Empezará hablando de sus sueños.


***


Que una vez soñó con serpientes, dirá. Que soñó que estaba en una cama llena de serpientes y que no podía hacer nada. Y que otra vez soñó que se había muerto y que lo llevaban en su cajón al cementerio y que se reía porque pensaba que no iba a entrar en el nicho: que sobraba un pedazo de él de más de un metro. Que la única ambición que tuvo alguna vez fue la de poder curar con las manos y que por eso aprendió reiki por televisión. Que se quiere enamorar. Que recuerda los viajes por Estados Unidos con el chofer y el Cadillac y Willie Nelson en el pasacasete, y que nadie puede acostumbrarse a haber estado así y estar como está él: preso de sí, encerrado. Que de todos modos, si es que existe algo santo y grande y poderoso, lo que le pasó es todo bendición porque, antes de ser lo que fue, era un chico que plantaba melones y sandías y después pudo conocer grandes hoteles, autos y mujeres que se sentían privilegiadas por acostarse con él, el más grandote de la compañía. Que una de ellas, después de una noche de pasión, se hizo tatuar su rostro en el antebrazo. Que no se quiere morir, pero que igual se muere. Que ya vivió diez años más de lo que esperaba. Que si tuviera muchísimo dinero cambiaría el piso de cemento del garage por uno de cerámica y compraría un dvd y arreglaría su Ford Bronco vieja y roja e intentaría que sus hermanos no tengan apuros económicos. Que su familia depende de él, que Ricardo no tiene trabajo, que Carlitos está a su cargo y que así va a ser, como siempre fue, como será mientras se pueda. Que sabe que pensó en todos menos en él, pero que ya está. Que si alguien le hubiera dicho, en su momento, cuál era la diferencia entre mil y diez mil y cien mil dólares, hubiera hecho otras cosas. No sabe cuáles: otras.

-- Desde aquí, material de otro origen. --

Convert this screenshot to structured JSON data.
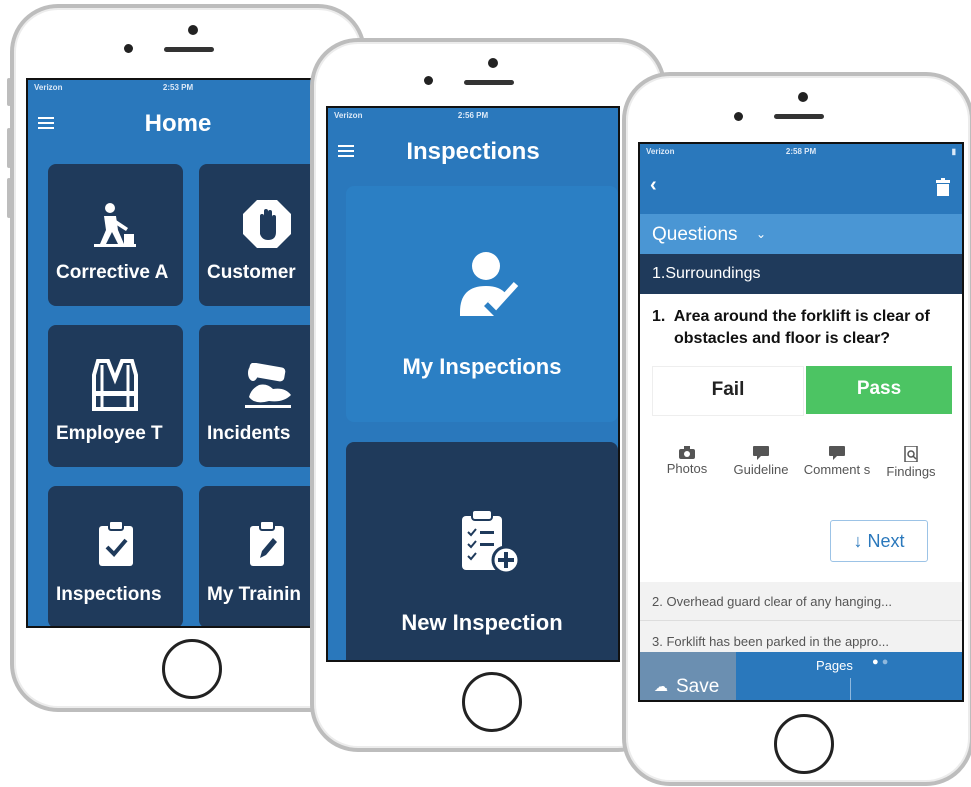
{
  "phone1": {
    "status": {
      "carrier": "Verizon",
      "time": "2:53 PM"
    },
    "title": "Home",
    "tiles": [
      {
        "label": "Corrective A",
        "icon": "worker-icon"
      },
      {
        "label": "Customer",
        "icon": "stop-hand-icon"
      },
      {
        "label": "Employee T",
        "icon": "vest-icon"
      },
      {
        "label": "Incidents",
        "icon": "spill-icon"
      },
      {
        "label": "Inspections",
        "icon": "clipboard-check-icon"
      },
      {
        "label": "My Trainin",
        "icon": "clipboard-pen-icon"
      }
    ]
  },
  "phone2": {
    "status": {
      "carrier": "Verizon",
      "time": "2:56 PM"
    },
    "title": "Inspections",
    "tiles": [
      {
        "label": "My Inspections",
        "icon": "user-check-icon"
      },
      {
        "label": "New Inspection",
        "icon": "clipboard-add-icon"
      }
    ]
  },
  "phone3": {
    "status": {
      "carrier": "Verizon",
      "time": "2:58 PM"
    },
    "questions_label": "Questions",
    "section": "1.Surroundings",
    "question": {
      "number": "1.",
      "text_line1": "Area around the forklift is clear of",
      "text_line2": "obstacles and floor is clear?"
    },
    "fail_label": "Fail",
    "pass_label": "Pass",
    "tools": [
      {
        "label": "Photos",
        "icon": "camera-icon"
      },
      {
        "label": "Guideline",
        "icon": "comment-icon"
      },
      {
        "label": "Comment s",
        "icon": "comment-icon"
      },
      {
        "label": "Findings",
        "icon": "findings-icon"
      }
    ],
    "next_label": "↓ Next",
    "next_questions": [
      "2. Overhead guard clear of any hanging...",
      "3. Forklift has been parked in the appro..."
    ],
    "pages_label": "Pages",
    "save_label": "Save",
    "colors": {
      "pass": "#4cc463",
      "header": "#2a78bc",
      "section": "#1f3a5b"
    }
  }
}
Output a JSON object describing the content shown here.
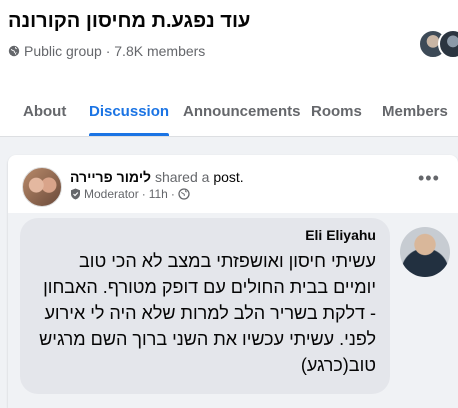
{
  "group": {
    "title": "עוד נפגע.ת מחיסון הקורונה",
    "meta": "Public group · 7.8K members"
  },
  "tabs": [
    {
      "label": "About",
      "active": false
    },
    {
      "label": "Discussion",
      "active": true
    },
    {
      "label": "Announcements",
      "active": false
    },
    {
      "label": "Rooms",
      "active": false
    },
    {
      "label": "Members",
      "active": false
    }
  ],
  "post": {
    "author": "לימור פריירה",
    "shared_text": "shared a",
    "post_link": "post.",
    "role": "Moderator",
    "time": "11h",
    "more_label": "•••"
  },
  "shared_comment": {
    "name": "Eli Eliyahu",
    "text": "עשיתי חיסון ואושפזתי במצב לא הכי טוב יומיים בבית החולים עם דופק מטורף. האבחון - דלקת בשריר הלב למרות שלא היה לי אירוע לפני. עשיתי עכשיו את השני ברוך השם מרגיש טוב(כרגע)"
  },
  "colors": {
    "accent": "#1b74e4",
    "secondary_text": "#65676b",
    "page_bg": "#f0f2f5"
  },
  "icons": {
    "globe": "globe-icon",
    "shield": "moderator-shield-icon",
    "public": "public-globe-icon",
    "more": "more-horizontal-icon"
  }
}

—Pero los deportistas pobres no tenemos masters en economía.

En el silencio claro de la noche —el aire blando todavía de humedad— se agacha sobre las rodillas, se mira los pies inútiles.

—Qué pena que esto me pasó ahora. Si hubiera sido a los 50... Pero ahora... Qué pena.
Desde el cuarto de Carlitos llegan las risas, los ruidos de una película de Jackie Chan.